Den 5/9/2015 17:44, Kentaro Hara skreiv:
> It only handles a subset of these lazy sweeping instabilities though,
>
> -
https://code.google.com/p/chromium/issues/detail?id=485913
> -
https://code.google.com/p/chromium/issues/detail?id=485843
>
>
> are two others. The latter one is especially problematic, as it puts
> into question how we can reliably allow (or prevent) handing out
> "client" heap references from Blink to the embedder, for the embedder
> to call until some protocol revokes the reference when the client (or
> its owner) is destructed.
>
> Upon invocation of each of its methods by the embedder, the client
> abstraction will need to check if the object is about to be swept and
> abort the call, if it is. That's brittle, but aggressively using
> persistents (by way of WebPrivatePtr<>s, perhaps) will lead to leak
> problems also. I hope we can find something workable.
>
>
> Just help me understand: In the latter bug, how is the problem avoided
> on oilpan bulids?

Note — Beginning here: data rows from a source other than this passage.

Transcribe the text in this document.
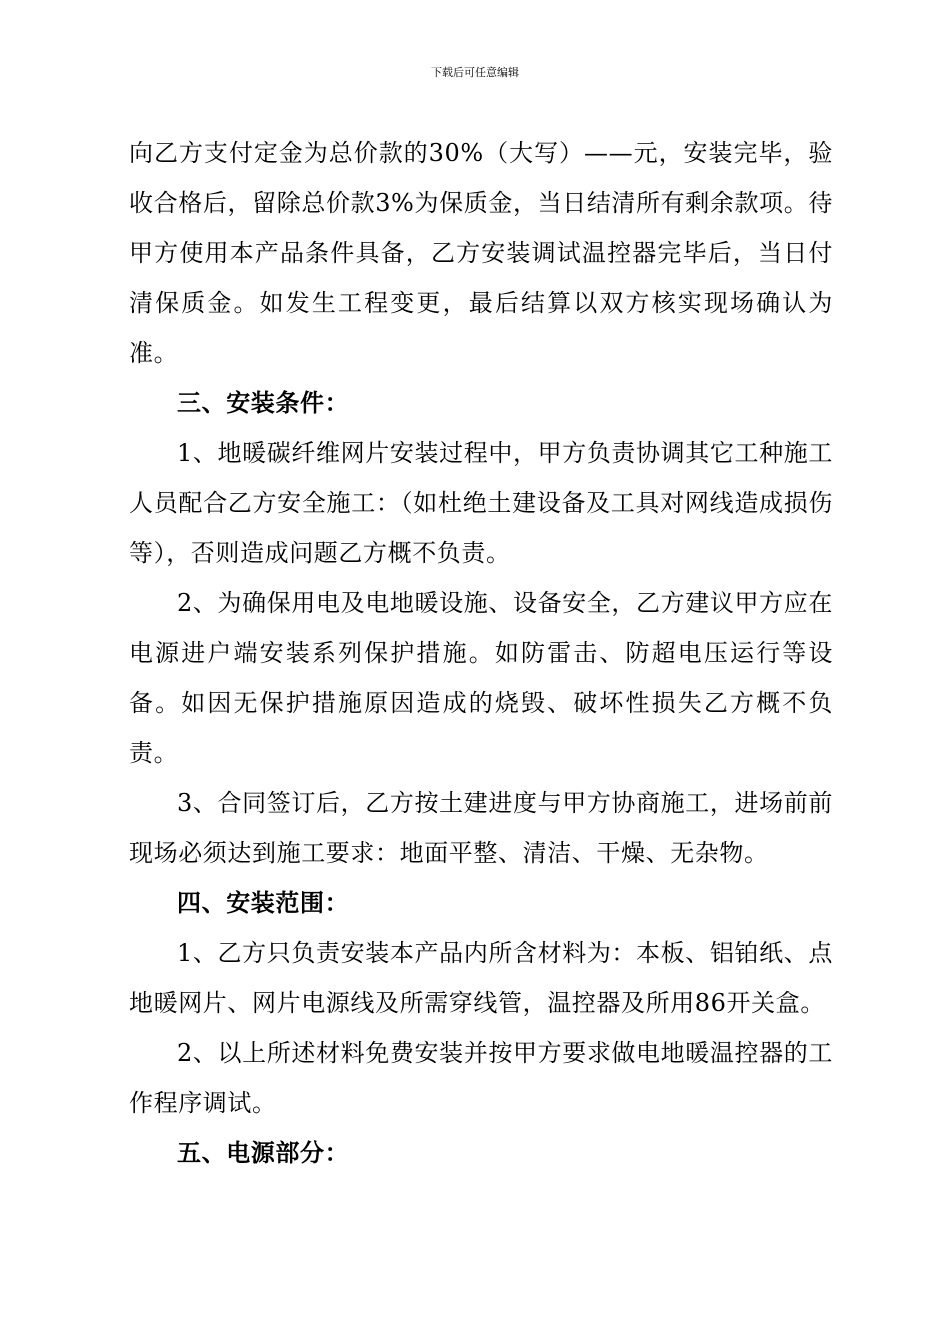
下载后可任意编辑

向乙方支付定金为总价款的30%（大写）——元，安装完毕，验收合格后，留除总价款3%为保质金，当日结清所有剩余款项。待甲方使用本产品条件具备，乙方安装调试温控器完毕后，当日付清保质金。如发生工程变更，最后结算以双方核实现场确认为准。

三、安装条件：

1、地暖碳纤维网片安装过程中，甲方负责协调其它工种施工人员配合乙方安全施工：（如杜绝土建设备及工具对网线造成损伤等），否则造成问题乙方概不负责。

2、为确保用电及电地暖设施、设备安全，乙方建议甲方应在电源进户端安装系列保护措施。如防雷击、防超电压运行等设备。如因无保护措施原因造成的烧毁、破坏性损失乙方概不负责。

3、合同签订后，乙方按土建进度与甲方协商施工，进场前前现场必须达到施工要求：地面平整、清洁、干燥、无杂物。

四、安装范围：

1、乙方只负责安装本产品内所含材料为：本板、铝铂纸、点地暖网片、网片电源线及所需穿线管，温控器及所用86开关盒。

2、以上所述材料免费安装并按甲方要求做电地暖温控器的工作程序调试。

五、电源部分：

I'm wondering why the problem occurs only on
> non-oilpan builds.
I think it comes down to not having fuzzers running Oilpan enabled
builds, and other testing beyond layout tests.
>
> I'm getting to understand that this is a hard problem. I need some time
> to think about our next steps.
>
> Just a random idea, but would it be helpful to disable lazy sweeping for
> selected classes? For example, we can synchronously sweep Timers and
> ActiveDOMObjects (the sweeping happens just after the marking phase
> before resuming the mutator).
>
I've been thinking along similar lines -- have certain objects assigned
to 'eagerly swept' heaps, as it would avoid instrumenting
implementations with Heap::willObjectBeLazilySwept() checks. But unless
timers are on the heap, and it is not in other cases too tricky to
identify what objects need to be eagerly swept, I'm not sure it will
make things simpler. But worth thinking about some more.